The Guardian’s letters column has recently seen a discussion about the standard preposition collocation of going up to and down from London, counter-intuitively to the common idea of up implying northwards on a map. I am not sure if it is still the case but I certainly remember the up train and the down train being the common colloquial names respectively for the trains to and from London. When P G Wodehouse wrote
I turned to Aunt Agatha, whose demeanour was now rather like that of one who, picking daisies on the railway, has just caught the down express in the small of the back.
no reader would have doubted that the train was travelling away from the capital towards the provinces.
But this letter prompted me to think about different prepositions.

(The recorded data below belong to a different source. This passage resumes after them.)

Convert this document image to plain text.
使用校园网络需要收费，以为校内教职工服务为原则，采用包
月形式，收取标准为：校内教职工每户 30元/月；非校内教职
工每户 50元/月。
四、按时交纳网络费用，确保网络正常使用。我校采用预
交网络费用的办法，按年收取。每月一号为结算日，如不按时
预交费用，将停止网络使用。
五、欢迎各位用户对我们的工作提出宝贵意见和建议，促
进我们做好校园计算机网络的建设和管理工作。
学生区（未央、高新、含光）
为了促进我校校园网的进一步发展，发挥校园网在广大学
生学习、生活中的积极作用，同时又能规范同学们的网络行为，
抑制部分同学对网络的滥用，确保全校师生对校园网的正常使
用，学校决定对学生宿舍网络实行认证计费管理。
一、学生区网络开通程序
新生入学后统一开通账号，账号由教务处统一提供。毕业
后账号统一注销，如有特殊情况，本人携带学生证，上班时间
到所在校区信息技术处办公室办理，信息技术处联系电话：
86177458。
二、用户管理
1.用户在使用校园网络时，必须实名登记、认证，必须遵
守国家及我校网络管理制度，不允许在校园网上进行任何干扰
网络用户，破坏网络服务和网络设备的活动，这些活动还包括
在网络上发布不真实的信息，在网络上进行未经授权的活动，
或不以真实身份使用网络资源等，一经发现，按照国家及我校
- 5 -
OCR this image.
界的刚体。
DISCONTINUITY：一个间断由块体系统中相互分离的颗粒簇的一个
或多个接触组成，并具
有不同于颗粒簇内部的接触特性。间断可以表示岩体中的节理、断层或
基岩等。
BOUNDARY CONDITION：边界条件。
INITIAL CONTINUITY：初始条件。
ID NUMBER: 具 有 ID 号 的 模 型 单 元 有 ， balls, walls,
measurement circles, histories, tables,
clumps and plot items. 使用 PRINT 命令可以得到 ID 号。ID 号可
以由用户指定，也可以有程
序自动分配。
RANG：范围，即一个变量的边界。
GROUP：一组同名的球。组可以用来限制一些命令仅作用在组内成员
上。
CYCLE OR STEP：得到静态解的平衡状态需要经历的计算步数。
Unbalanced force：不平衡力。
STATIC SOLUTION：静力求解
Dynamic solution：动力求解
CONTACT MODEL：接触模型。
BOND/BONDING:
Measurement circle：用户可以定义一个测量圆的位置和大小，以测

Wherever your destination, go there by East Coast or Cross Country train and, bizarrely, you’ll arrive into it.
Michael Ayton, Durham
Firstly, this use of into is something that has surprised and puzzled me on British trains. It goes counter to what I explain to my students: that arrive implies position, when you arrive you acre there and thus it takes prepositions of position not of movement. This is particularly important with Spanish students who collocate the preposition a with llegar. As I say in A Guide to English Language Usage and with almost identical wording in Pearls of the English Language:
This is a verb of position not of movement. It can only be used with prepositions which describe position; it cannot be used with to: He arrived in the pub before me but He came to the pub by bus and We arrived at the airport an hour and a half before take-off but We travelled to the airport by taxi. The most commonly used prepositions are in and at, though other prepositions of place, e.g. on, over, next to, are possible: The plane arrived over Paris at 12.30.
The prepositions in, on and at can cause great difficulty because other languages do not use them in the same way. A Spanish-speaker reads something en un libro or en la página 38 where as an English-speaker reads the same thing with different prepositions as being in the book but on page 34. The difference is easily explained – though in my experience few students have ever met the simple explanation that in means inside and on means on the surface of. Once this is grasped, everything falls into place. The information is inside the book but the print is on the surface of the page; a coin is on my hand if I hold it open and flat but in my hand if I close my fist around it; a table is in the corner of the room because it is surrounded by the walls but you stand on the corner of the street because you are on the ground; you sit in an armchair but on a dining chair. The surface does not have to be horizontal: we say on the floor, on the wall and on the ceiling but German has auf dem Boden, an der Wand and an der Decke because auf is only for on that is on the top of a horizontal surface.
(Click to enlarge image left of in, on & at from Pearls of the English Language.)
Then there is at, a preposition that no other language seems to require. It isn’t in and it isn’t on so what is it? It is for a relation in space that exists between two things but that is not in or on. If you are waiting for a bus, you stand at the bus stop. The stop is a pole so you can’t be in (inside) it and you can’t be on (on top of) it. You stand at (within a few metres of) it but someone waiting for a taxi could be in the same place but standing near the bus stop because there is no relationship between the purpose and the place.
And of course, when you are at the bus stop you could be sitting on a seat in the shelter.
Bus shelter in Zálezlice, Czech Republic, Wikimedia Commons
In Oxford (and, I suppose, Cambridge), the focus of up and down trains is the university rather than London. Hence the legendary Dr. Spooner's remark to an erring undergraduate: "You have deliberately tasted two worms and may leave Oxford by the town drain."
Posted by: John Cowan | 07/08/2014 at 19:20
John, you are absolutely right. I was at Cambridge, and 'going up' meant going there for the start of a term and 'going down' was leaving at the start of the vacation. I am not from London but I think that 'up' and 'down' were more to do with University residence (we had to spend a certain number of nights in the city each term) than with simple travel there and back.
Posted by: Peter Harvey | 08/08/2014 at 15:27
The claim that arrive can only be used with prepositions indicating position, not movement, should be tempered by the observation that it frequently collocates with from.
Posted by: Alon | 22/08/2014 at 11:08
Alon, You are of course perfectly right -- how could I say otherwise? Also, problems can arrive out of the blue.
However, I am principally concerned here with teaching students how to use prepositions with arrive, especially Spanish-speaking ones who think of llegar a.